Bulla Dairy Foods, which moved to direct farm supply about two years ago, has become one of the leading price setters for the farm gate.
The company, which has factories in Colac, Dandenong and Mulgrave and manufactures chilled and frozen dairy foods, set a $7/ kg price in May but moved to $7.20 in June.
Bulla chief executive Allan Hood said the company examined market prospects and realised that competition for milk had increased.
“Our business is in growth and we have based that growth on increased supply of quality milk,” Mr Hood said.
He said the Bulla name continued to be the top cream brand in Australia.
The company has just over 100 suppliers from around Victoria providing an average between 1 million to 1.5 million litres.
Asked about the cost-price pressures on farmers, Mr Hood acknowledged the industry was facing a tough time and said the company had lost some suppliers in the last couple of years when farmers decided to exit the industry.
“Hopefully next season we will see a stronger year and costs may become more affordable.”
The company will pay a flat $7.20/kg milk solids through the year, providing a cash boost in the spring, when some processors pay a reduced rate.

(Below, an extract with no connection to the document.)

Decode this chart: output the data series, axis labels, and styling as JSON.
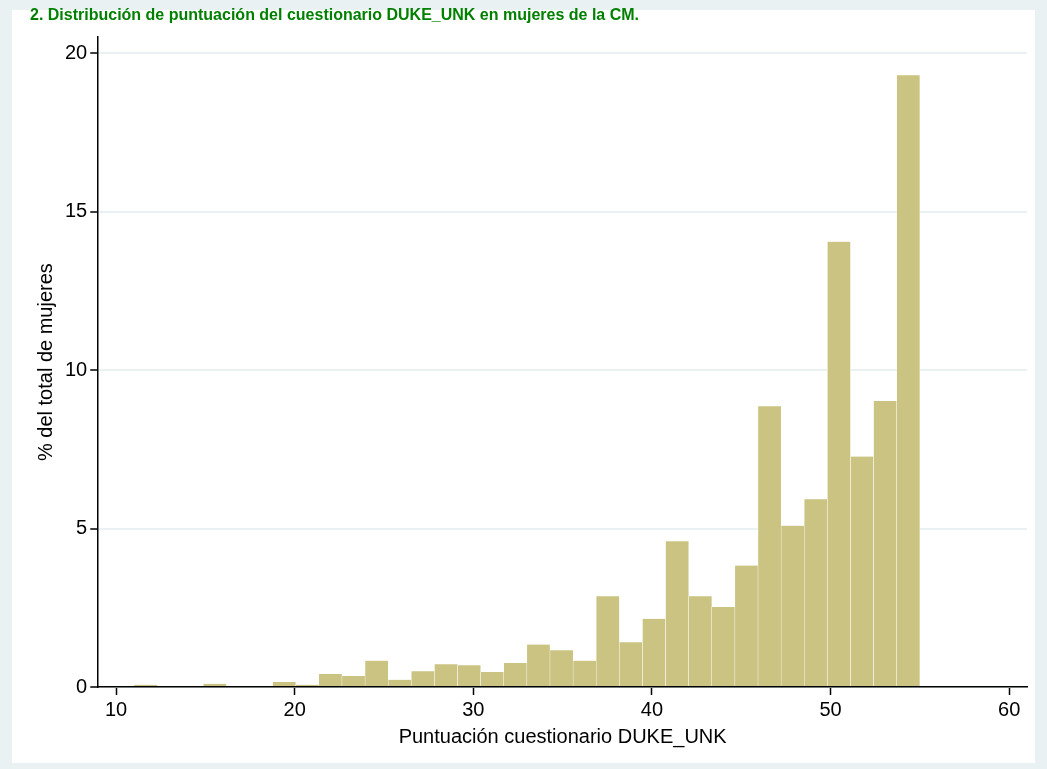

Bulla applies no stop charge, volume charge or collection charge, so farmers receive 100 per cent of the price. The company also applies a flat payment model to improve farmers’ cash flow through spring.
“We have been procuring milk and cream for more than 108 years in regional Victoria thanks to the continued support from farmers and the consistency of their excellent milk supply,” Mr Hood said.
The company employs about 700 people.